A particular therapeutic problem is the treatment of depression in elderly patients. Since such manifestations as impaired concentration, apathy and memory impairment are the main ones for primary depression in later life. These depressions are called pseudodement. In addition, they are characterized by a wide variety of somatic disorders, the predominance of anxiety-hypochondriac symptoms. On the other hand, depression often accompanies various types of dementia, both Alzheimer’s type and vascular. Considering that with age the frequency of Alzheimer’s disease, as well as multi-infarction dementia, increases several times, differential diagnosis of depression in these forms becomes extremely difficult.
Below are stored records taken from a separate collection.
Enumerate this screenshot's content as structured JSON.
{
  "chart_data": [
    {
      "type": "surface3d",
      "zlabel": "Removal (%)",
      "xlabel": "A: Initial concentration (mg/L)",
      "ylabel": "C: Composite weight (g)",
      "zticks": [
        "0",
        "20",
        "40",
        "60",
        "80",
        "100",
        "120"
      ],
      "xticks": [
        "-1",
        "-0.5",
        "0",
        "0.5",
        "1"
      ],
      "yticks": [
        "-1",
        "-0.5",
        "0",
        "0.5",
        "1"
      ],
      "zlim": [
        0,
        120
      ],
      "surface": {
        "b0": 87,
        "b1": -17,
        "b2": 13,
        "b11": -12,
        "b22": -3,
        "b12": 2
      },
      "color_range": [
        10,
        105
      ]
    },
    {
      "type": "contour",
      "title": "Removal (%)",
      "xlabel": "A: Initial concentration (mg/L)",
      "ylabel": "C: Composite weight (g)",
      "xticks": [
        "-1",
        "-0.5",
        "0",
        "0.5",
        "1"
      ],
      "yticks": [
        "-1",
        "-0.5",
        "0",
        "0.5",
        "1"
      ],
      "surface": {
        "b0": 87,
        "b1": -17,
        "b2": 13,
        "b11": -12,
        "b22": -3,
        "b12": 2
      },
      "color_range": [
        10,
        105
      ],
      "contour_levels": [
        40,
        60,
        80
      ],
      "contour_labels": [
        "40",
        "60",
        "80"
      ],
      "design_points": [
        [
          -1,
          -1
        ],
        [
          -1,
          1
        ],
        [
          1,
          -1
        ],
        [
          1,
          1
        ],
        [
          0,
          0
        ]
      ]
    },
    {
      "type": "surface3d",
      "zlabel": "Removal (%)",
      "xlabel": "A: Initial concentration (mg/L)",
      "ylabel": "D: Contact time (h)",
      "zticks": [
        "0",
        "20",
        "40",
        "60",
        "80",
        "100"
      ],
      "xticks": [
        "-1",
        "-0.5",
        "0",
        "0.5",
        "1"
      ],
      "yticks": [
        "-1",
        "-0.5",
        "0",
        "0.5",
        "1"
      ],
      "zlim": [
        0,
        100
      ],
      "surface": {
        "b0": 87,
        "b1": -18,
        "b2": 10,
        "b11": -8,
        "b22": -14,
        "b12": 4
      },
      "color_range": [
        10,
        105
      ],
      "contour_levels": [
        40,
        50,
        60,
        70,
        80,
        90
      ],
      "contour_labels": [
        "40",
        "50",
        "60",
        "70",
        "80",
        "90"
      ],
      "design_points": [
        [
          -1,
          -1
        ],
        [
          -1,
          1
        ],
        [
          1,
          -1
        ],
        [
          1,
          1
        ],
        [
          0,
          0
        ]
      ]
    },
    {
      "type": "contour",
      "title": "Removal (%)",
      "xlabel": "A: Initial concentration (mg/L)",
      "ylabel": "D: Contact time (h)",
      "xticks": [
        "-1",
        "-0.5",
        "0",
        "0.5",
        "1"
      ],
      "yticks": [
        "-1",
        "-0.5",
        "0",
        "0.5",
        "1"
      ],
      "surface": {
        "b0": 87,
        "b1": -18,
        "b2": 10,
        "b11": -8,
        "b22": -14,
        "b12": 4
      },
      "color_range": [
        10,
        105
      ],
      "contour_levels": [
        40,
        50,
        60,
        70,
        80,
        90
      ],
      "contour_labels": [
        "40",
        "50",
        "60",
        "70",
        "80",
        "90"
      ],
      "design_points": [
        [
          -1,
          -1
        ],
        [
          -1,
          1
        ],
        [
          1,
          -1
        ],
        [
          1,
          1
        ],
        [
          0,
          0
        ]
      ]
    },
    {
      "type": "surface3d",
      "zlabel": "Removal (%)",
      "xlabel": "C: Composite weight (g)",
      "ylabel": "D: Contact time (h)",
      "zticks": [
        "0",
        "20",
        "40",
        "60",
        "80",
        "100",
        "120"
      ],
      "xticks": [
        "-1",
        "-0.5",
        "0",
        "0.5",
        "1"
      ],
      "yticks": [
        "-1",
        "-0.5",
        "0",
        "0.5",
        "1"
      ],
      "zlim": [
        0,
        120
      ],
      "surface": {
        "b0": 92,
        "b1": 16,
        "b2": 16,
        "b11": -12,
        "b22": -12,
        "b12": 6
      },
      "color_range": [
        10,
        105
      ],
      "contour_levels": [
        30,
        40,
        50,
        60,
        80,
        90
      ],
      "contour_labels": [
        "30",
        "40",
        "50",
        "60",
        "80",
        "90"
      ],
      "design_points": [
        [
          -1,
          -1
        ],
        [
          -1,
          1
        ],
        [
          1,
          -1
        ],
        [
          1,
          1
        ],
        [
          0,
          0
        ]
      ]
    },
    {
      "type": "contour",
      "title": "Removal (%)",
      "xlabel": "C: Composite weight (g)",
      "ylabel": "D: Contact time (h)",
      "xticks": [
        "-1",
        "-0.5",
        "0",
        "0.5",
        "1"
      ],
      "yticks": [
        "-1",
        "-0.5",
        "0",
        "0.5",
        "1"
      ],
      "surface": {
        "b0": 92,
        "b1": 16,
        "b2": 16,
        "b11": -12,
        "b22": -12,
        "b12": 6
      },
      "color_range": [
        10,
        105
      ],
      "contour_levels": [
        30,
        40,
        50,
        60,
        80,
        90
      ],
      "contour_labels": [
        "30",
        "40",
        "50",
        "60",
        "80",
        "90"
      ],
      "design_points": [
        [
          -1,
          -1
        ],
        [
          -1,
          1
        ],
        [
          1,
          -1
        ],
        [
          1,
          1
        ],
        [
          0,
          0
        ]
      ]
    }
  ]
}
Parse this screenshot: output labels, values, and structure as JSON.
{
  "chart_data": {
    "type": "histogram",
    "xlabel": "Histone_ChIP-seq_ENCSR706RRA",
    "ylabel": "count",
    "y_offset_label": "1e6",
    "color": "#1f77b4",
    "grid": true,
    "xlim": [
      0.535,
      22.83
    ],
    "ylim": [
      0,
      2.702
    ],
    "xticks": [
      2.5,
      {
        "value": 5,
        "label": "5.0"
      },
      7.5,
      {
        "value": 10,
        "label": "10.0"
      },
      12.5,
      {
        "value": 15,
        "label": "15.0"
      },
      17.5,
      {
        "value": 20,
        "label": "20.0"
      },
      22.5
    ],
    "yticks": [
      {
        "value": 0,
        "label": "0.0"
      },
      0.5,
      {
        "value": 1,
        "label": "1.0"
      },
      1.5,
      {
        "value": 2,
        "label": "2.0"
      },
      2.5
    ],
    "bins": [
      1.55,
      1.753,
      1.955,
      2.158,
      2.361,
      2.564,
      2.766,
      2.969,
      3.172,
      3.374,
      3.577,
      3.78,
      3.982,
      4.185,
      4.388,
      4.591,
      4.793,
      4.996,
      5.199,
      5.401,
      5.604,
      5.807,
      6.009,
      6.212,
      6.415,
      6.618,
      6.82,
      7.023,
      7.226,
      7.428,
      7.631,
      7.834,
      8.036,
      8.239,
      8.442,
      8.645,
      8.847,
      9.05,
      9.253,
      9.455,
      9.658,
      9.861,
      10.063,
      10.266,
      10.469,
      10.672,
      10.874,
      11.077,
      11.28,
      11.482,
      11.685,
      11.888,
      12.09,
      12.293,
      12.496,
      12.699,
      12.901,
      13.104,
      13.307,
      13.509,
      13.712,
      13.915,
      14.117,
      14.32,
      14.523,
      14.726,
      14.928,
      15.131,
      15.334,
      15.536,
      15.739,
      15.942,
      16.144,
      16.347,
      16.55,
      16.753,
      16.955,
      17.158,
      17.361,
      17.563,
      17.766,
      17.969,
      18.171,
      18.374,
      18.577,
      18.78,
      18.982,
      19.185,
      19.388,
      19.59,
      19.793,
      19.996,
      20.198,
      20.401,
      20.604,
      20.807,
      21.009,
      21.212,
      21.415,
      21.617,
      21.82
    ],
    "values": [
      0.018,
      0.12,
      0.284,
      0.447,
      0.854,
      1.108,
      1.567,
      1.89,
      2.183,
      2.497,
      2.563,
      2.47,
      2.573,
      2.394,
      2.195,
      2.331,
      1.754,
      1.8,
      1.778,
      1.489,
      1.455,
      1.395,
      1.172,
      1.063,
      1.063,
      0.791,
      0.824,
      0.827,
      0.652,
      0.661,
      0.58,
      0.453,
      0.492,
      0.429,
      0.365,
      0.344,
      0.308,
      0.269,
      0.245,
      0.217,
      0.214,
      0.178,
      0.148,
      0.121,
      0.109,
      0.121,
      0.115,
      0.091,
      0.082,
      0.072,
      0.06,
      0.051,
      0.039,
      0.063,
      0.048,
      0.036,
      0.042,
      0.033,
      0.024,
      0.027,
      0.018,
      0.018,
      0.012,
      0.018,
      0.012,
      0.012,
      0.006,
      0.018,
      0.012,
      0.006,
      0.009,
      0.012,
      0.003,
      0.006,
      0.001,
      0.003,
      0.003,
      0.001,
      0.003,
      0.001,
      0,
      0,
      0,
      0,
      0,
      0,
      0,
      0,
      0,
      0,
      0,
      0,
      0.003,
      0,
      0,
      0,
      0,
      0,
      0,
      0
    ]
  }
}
If for primary depressions of the elderly it is possible to use small doses of TCAs, the justification for their use in dementia, especially of the degenerative type, is doubtful due to the fact that the development of a gross cholinergic defect is at the heart of the pathogenesis of the latter. Therefore, for the treatment of depression in Alzheimer’s disease, the use of reversible MAOIs (pyrazidol, moclobemide) or SSRIs (sertraline, paroxetine) is recommended. And in these cases, the therapy is based on the effect on the main pathogenetic factors (for example, acetylcholinesterase inhibitors in Alzheimer’s disease).
Depressive disorders are often observed in the clinical picture of patients with epilepsy. The clinical efficacy of carbamazepine and sodium valproate indicates a certain pathogenetic affinity for these conditions. Nevertheless, the therapy of depressive disorders proper causes serious difficulties, since most antidepressants are capable of increasing the threshold of paroxysmal activity.
An example of the widespread use of different classes of antidepressants in neurological practice is psychovegetative disorders, in the therapy of which antidepressants are currently considered basic drugs. So, on the model of panic disorders, the antipanic effect of various representatives of TCAs, SSRIs, OIMAO-A is shown.
Eating disorders in the form of increased appetite (bulimia) are one of the most common combinations of motivational and depressive disorders. The revealed serotonergic deficiency in patients with obesity and eating disorders served as the basis for the possible use of serotonergic antidepressants for the treatment of obesity. Thus, the first attempts to use fluoxetane in obese patients indicate that fluoxetane not only normalizes the emotional state and eating behavior, but also contributes to a decrease in body weight and a decrease in psychovegetative and algic manifestations associated with these disorders.
The pathogenetic commonality of the formation of depression and a number of clinical phenomena, which are often dominant in the structure and neurological disorders, justifies the widespread use of antidepressants in neurological practice. Thanks to the successes of psychopharmacology and the creation of new drugs with targeted selective mechanisms of action, the possibilities for effective treatment of neurological patients are also significantly expanded.